アユ生態の変化
2026-06-15 14:07:21

温暖化が引き起こすアユ生態の変化とその影響を探る研究

温暖化が引き起こすアユ生態の変化とその影響



近年、温暖化の進行によって多くの生物の生態が変化しつつあります。その中でも、アユ(Plecoglossus altivelis)は特に顕著な影響を受ける魚として注目されています。岐阜県水産研究所の研究チームは、長良川に蓄積されたデータをもとに、温暖化がアユの生態にどのように影響を与えているのかを明らかにしました。本研究は、温暖化によってアユの海洋生活期間が短縮され、それが南方化を進めていることを示しています。

研究の背景


アユは日本で広く食される重要な水産資源であり、秋に川で生まれ、冬に海に下って生活し、春にまた川へ戻ります。このため、アユの生態は海水温などの周囲の環境要因に強く依存しています。しかし、過去の研究では温暖化の影響が十分に検討されていませんでした。特に、アユの冬季の海洋生活期間が短くなっていることはこれまで確認されておらず、研究が必要とされていました。

研究の目的と方法


本研究では、岐阜大学の永山教授を中心としたチームが、1995年から2025年にわたって収集された遡上アユの日齢データを分析しました。これには、岐阜県の長良川河口堰でキャッチしたアユの情報が含まれています。耳石の輪紋から日齢を判断し、さらに河川及び海水温データと組み合わせて海洋生活期間を考察しました。

研究結果の概要


研究の結果、アユの海洋生活期間は海水温に密接に関連しており、温暖化により今までよりも短くなっていることが明らかになりました。

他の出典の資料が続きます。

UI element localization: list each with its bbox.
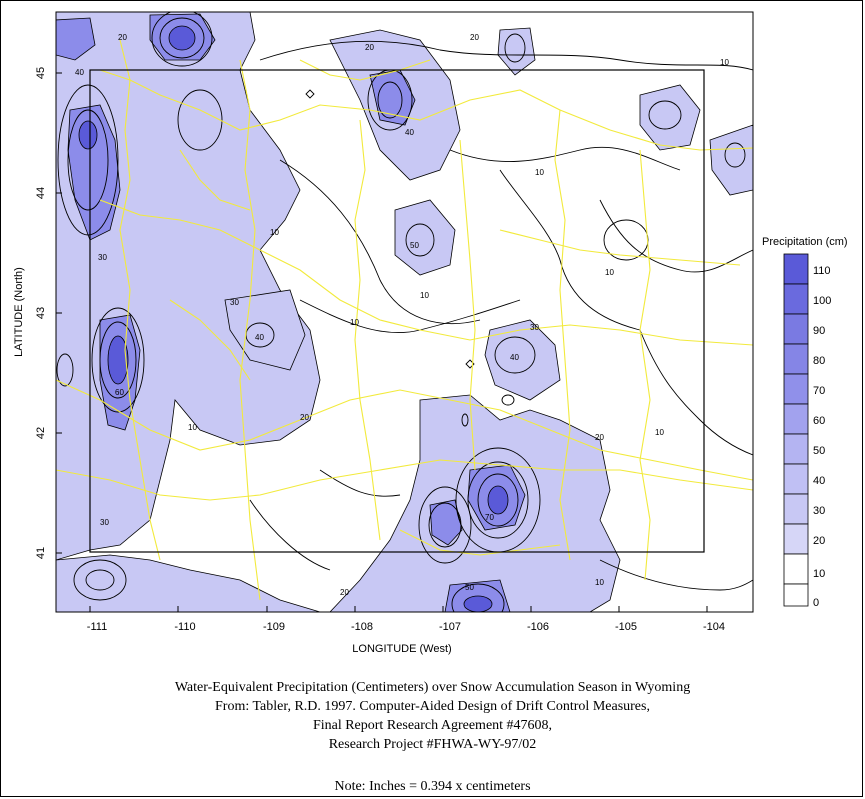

これにより、アユの生態が南方の生態に近づいているという現象が確認されました。また、過去30年間で海洋生活期間が約12日間短縮していることもわかりました。これは、海水温が高くなることで成長が促進され、より早く川へ遡上する体サイズに達するためだと考えられています。

研究の意義


この研究成果は、長良川だけでなく、他の地域におけるアユ資源管理や生態の理解にも貢献すると期待されています。特に、温暖化がもたらすさまざまな影響を理解することで、アユの生態そのものを考慮した資源管理が可能になります。加えて、今後の研究によって、温暖化がアユの再生産やリクルートメントに与える影響を明らかにする必要があります。

今後の展開


研究チームは、伊勢湾から長良川に向かうアユの遡上タイミングに関するさらなる検討を行い、「見かけの変化」と「実質的な変化」を観察し、さらなる研究を進める計画です。これにより、アユ資源に対する気候変動の影響がより詳細に理解されることでしょう。

論文情報


この研究は国際学術誌『Journal of Fish Biology』に発表されており、今後の生態学的な研究の一助となることが期待されています。

研究チームは、岐阜県や岐阜大学と連携し、過去のデータを活用して現在の生態学的知見を深めることにより、持続可能なアユ資源管理に寄与することを目指しています。